We are almost at the 28th anniversary of the day the world changed for ever, August 15 1995.
That date was when the Microsoft Windows 95 operating system was launched, triggering wildfire growth in home computer ownership.
People started communicating digitally. Firstly with emails, then everyone got a mobile phone (except a clever few who shrugged off this electronic shackle). That rocketed the frequency of person-to-person correspondence into the stratosphere.
There are 100 billion WhatsApp messages sent every day. As well as Tweets, Facebook posts, emails, texts, Instagrams, etc.
I watched a couple out for lunch this week. I’d estimate they spent 20% of their time talking to each other, the other 80% on their phones.
Never in human history have so many people used the language in its written form. Before mobile phones, how many letters did you write?
However, I saw a mistake this week that made me laugh as it was so stupid. But then it popped a question into my head about all these written messages.
The mistake was someone attempting to say they had cottoned on. But they wrote “co tinned on”.
It’s so daft it is funny. It wasn’t ignorance of the phrase; the writer knew what he was trying to say. He just couldn’t write it.
So the question it provoked is: if the human race is writing all these messages, billions every day, who is doing the reading?

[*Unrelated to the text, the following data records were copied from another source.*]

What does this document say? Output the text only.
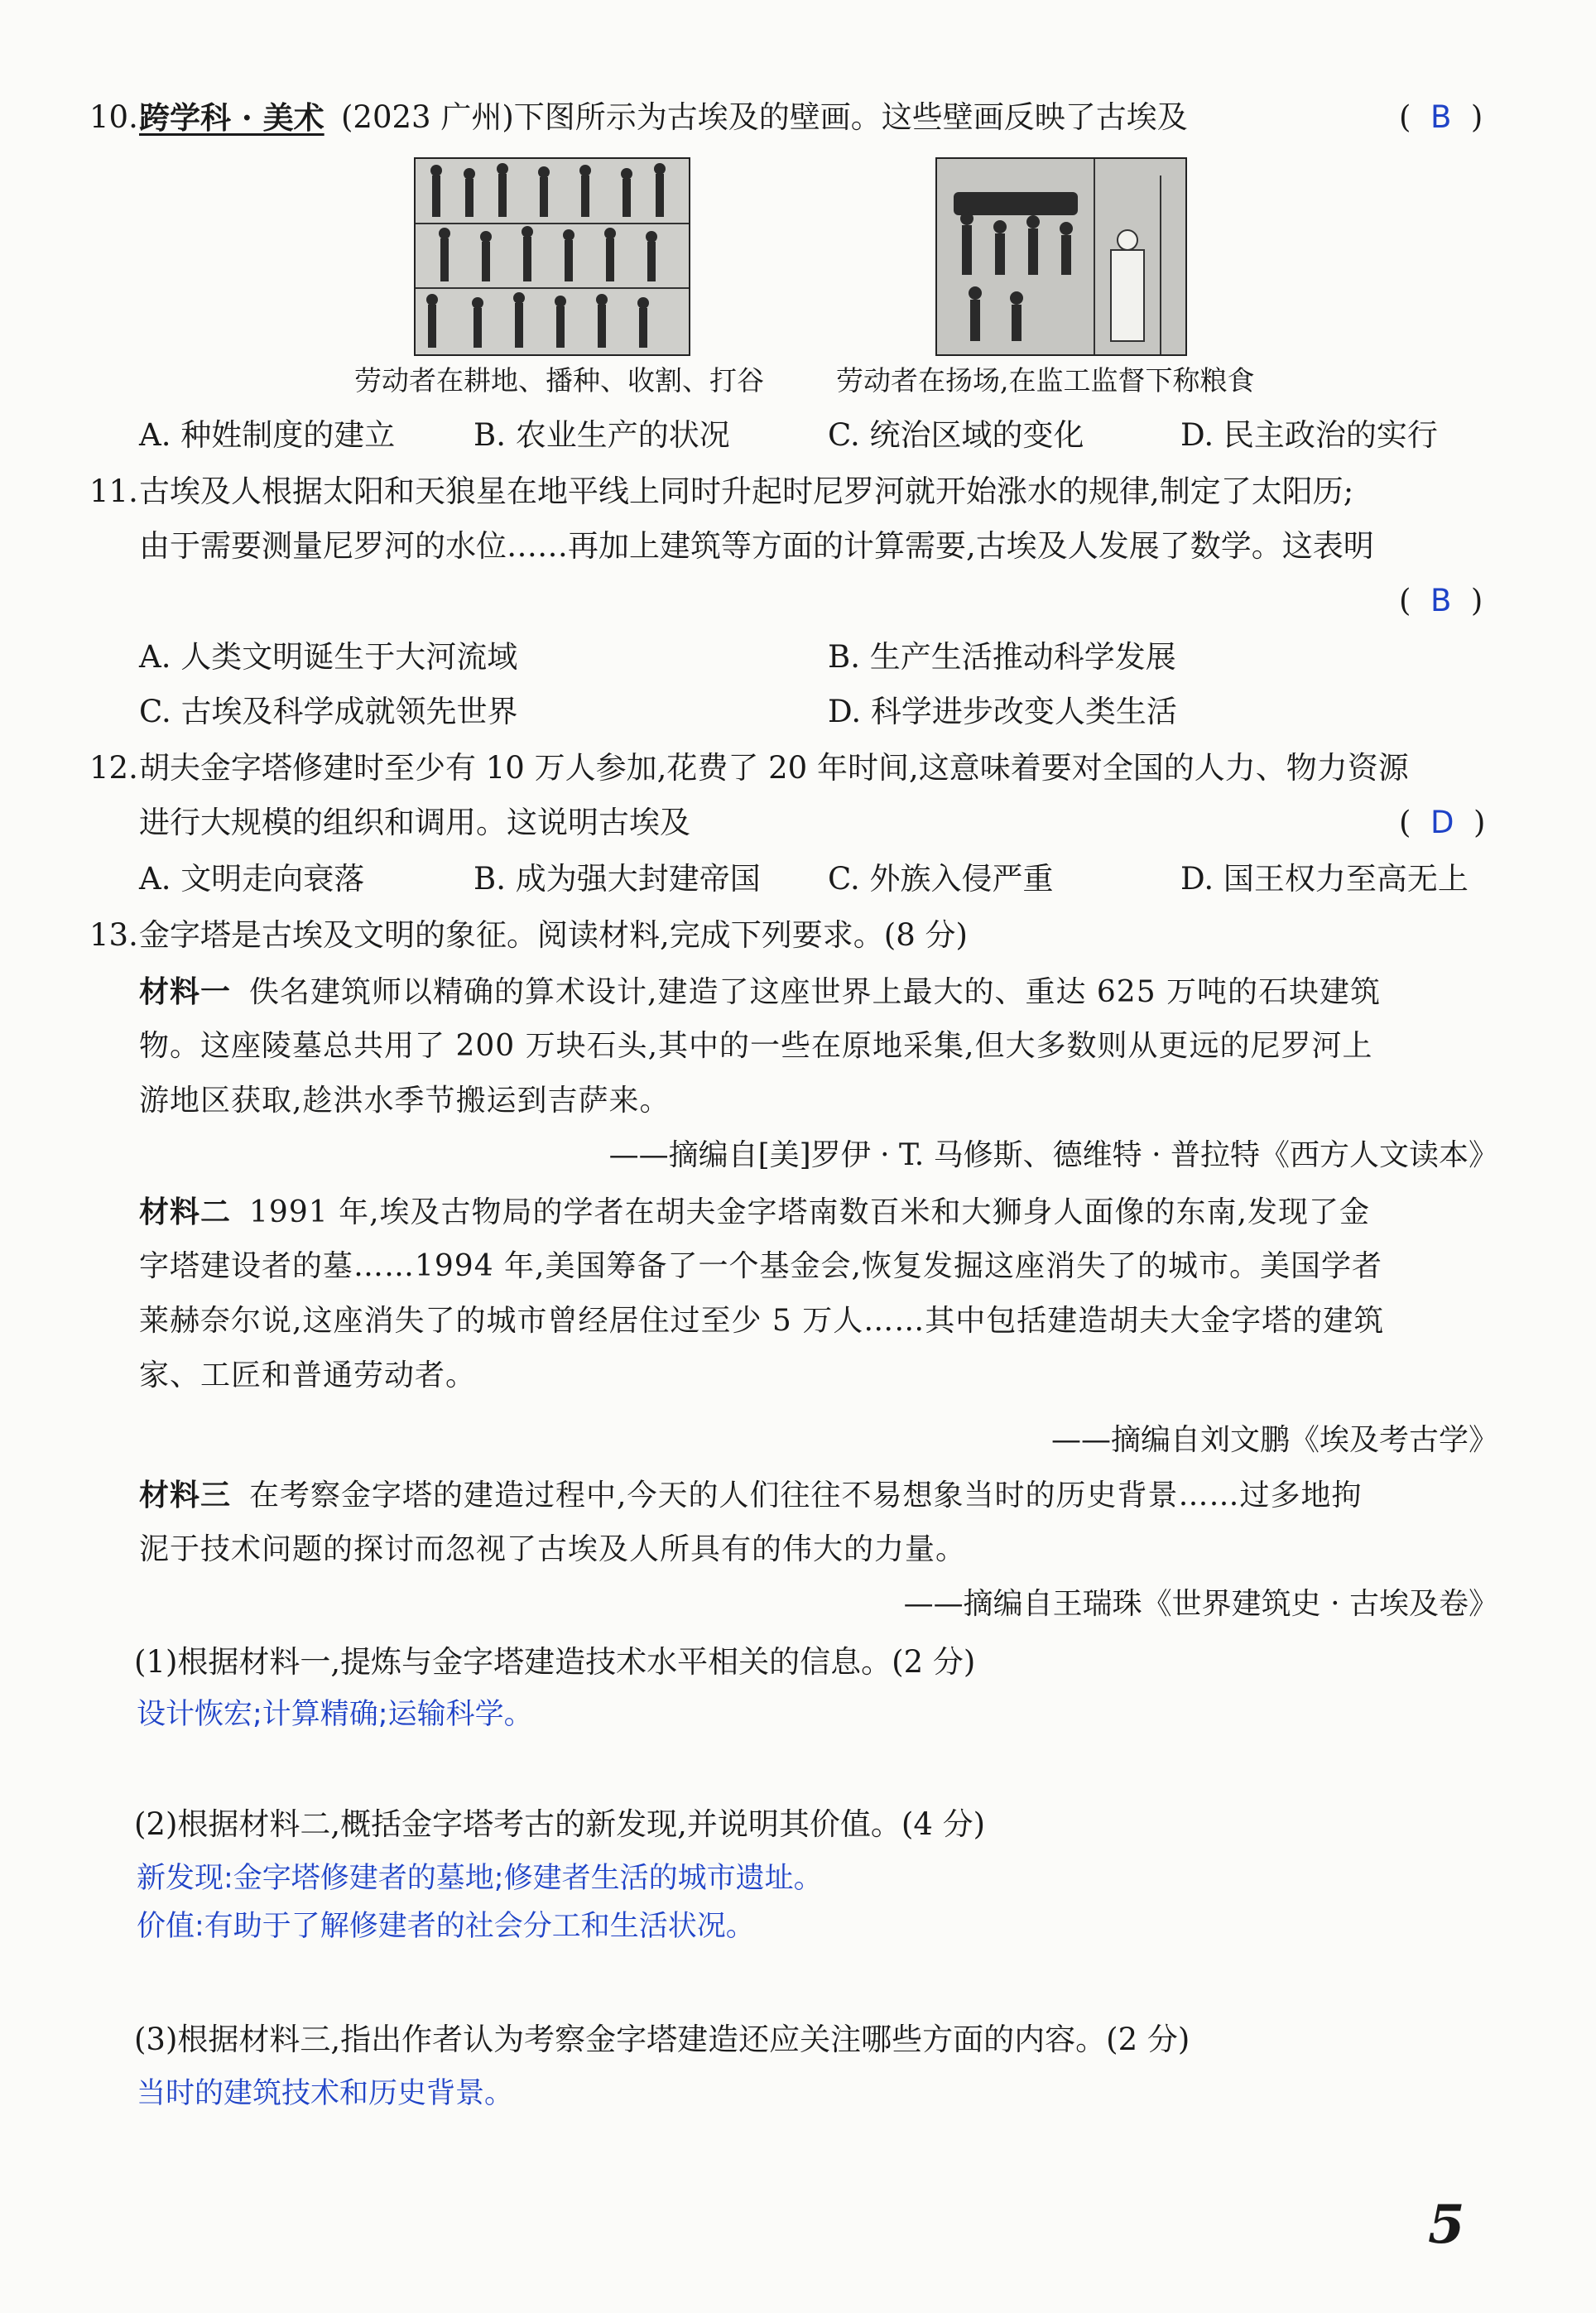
10. 跨学科 · 美术 (2023 广州)下图所示为古埃及的壁画。这些壁画反映了古埃及	(  B  )
劳动者在耕地、播种、收割、打谷	劳动者在扬场,在监工监督下称粮食
A. 种姓制度的建立	B. 农业生产的状况	C. 统治区域的变化	D. 民主政治的实行
11. 古埃及人根据太阳和天狼星在地平线上同时升起时尼罗河就开始涨水的规律,制定了太阳历;
由于需要测量尼罗河的水位……再加上建筑等方面的计算需要,古埃及人发展了数学。这表明
(  B  )
A. 人类文明诞生于大河流域	B. 生产生活推动科学发展
C. 古埃及科学成就领先世界	D. 科学进步改变人类生活
12. 胡夫金字塔修建时至少有 10 万人参加,花费了 20 年时间,这意味着要对全国的人力、物力资源
进行大规模的组织和调用。这说明古埃及	(  D  )
A. 文明走向衰落	B. 成为强大封建帝国 C. 外族入侵严重	D. 国王权力至高无上
13. 金字塔是古埃及文明的象征。阅读材料,完成下列要求。(8 分)
材料一 佚名建筑师以精确的算术设计,建造了这座世界上最大的、重达 625 万吨的石块建筑
物。这座陵墓总共用了 200 万块石头,其中的一些在原地采集,但大多数则从更远的尼罗河上
游地区获取,趁洪水季节搬运到吉萨来。
——摘编自[美]罗伊 · T. 马修斯、德维特 · 普拉特《西方人文读本》
材料二 1991 年,埃及古物局的学者在胡夫金字塔南数百米和大狮身人面像的东南,发现了金
字塔建设者的墓……1994 年,美国筹备了一个基金会,恢复发掘这座消失了的城市。美国学者
莱赫奈尔说,这座消失了的城市曾经居住过至少 5 万人……其中包括建造胡夫大金字塔的建筑
家、工匠和普通劳动者。
——摘编自刘文鹏《埃及考古学》
材料三 在考察金字塔的建造过程中,今天的人们往往不易想象当时的历史背景……过多地拘
泥于技术问题的探讨而忽视了古埃及人所具有的伟大的力量。
——摘编自王瑞珠《世界建筑史 · 古埃及卷》
(1)根据材料一,提炼与金字塔建造技术水平相关的信息。(2 分)
设计恢宏;计算精确;运输科学。
(2)根据材料二,概括金字塔考古的新发现,并说明其价值。(4 分)
新发现:金字塔修建者的墓地;修建者生活的城市遗址。
价值:有助于了解修建者的社会分工和生活状况。
(3)根据材料三,指出作者认为考察金字塔建造还应关注哪些方面的内容。(2 分)
当时的建筑技术和历史背景。
5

Because when you read a lot, you learn to use the language well. Practice makes perfect. You cotton on to the fact that “co tinned on” is nonsense, a joke, or a bad pun (I don’t see how it could be a pun, but you never know).
You’ll also see that loose and lose are different words. You learn that some of the simplest words – to, too, and two; their, there, and they’re – have different spellings.
These lessons are drummed in to children aged six, long before they tackle slightly more complicated matters such as it is correct to say “Bob and I” went fishing not “Bob and me”.
But, and here’s the crux, while there are lots of online examples of “too” when “to” was required, there are far more examples of those words used correctly.
Surely it should be the good examples that stand out?
Many of us spend eight hours a day with our eyes glued to a screen (that’s what passes for “work” these days) and equally long staring at phones and tablets – reading, reading, reading.
Why can’t we learn to use the most basic words correctly?
Word of the week
Redound (verb)
Contribute greatly to a person’s credit or honour. EG: “Reading widely should, in a just world, redound to my ability to communicate effectively and precisely.”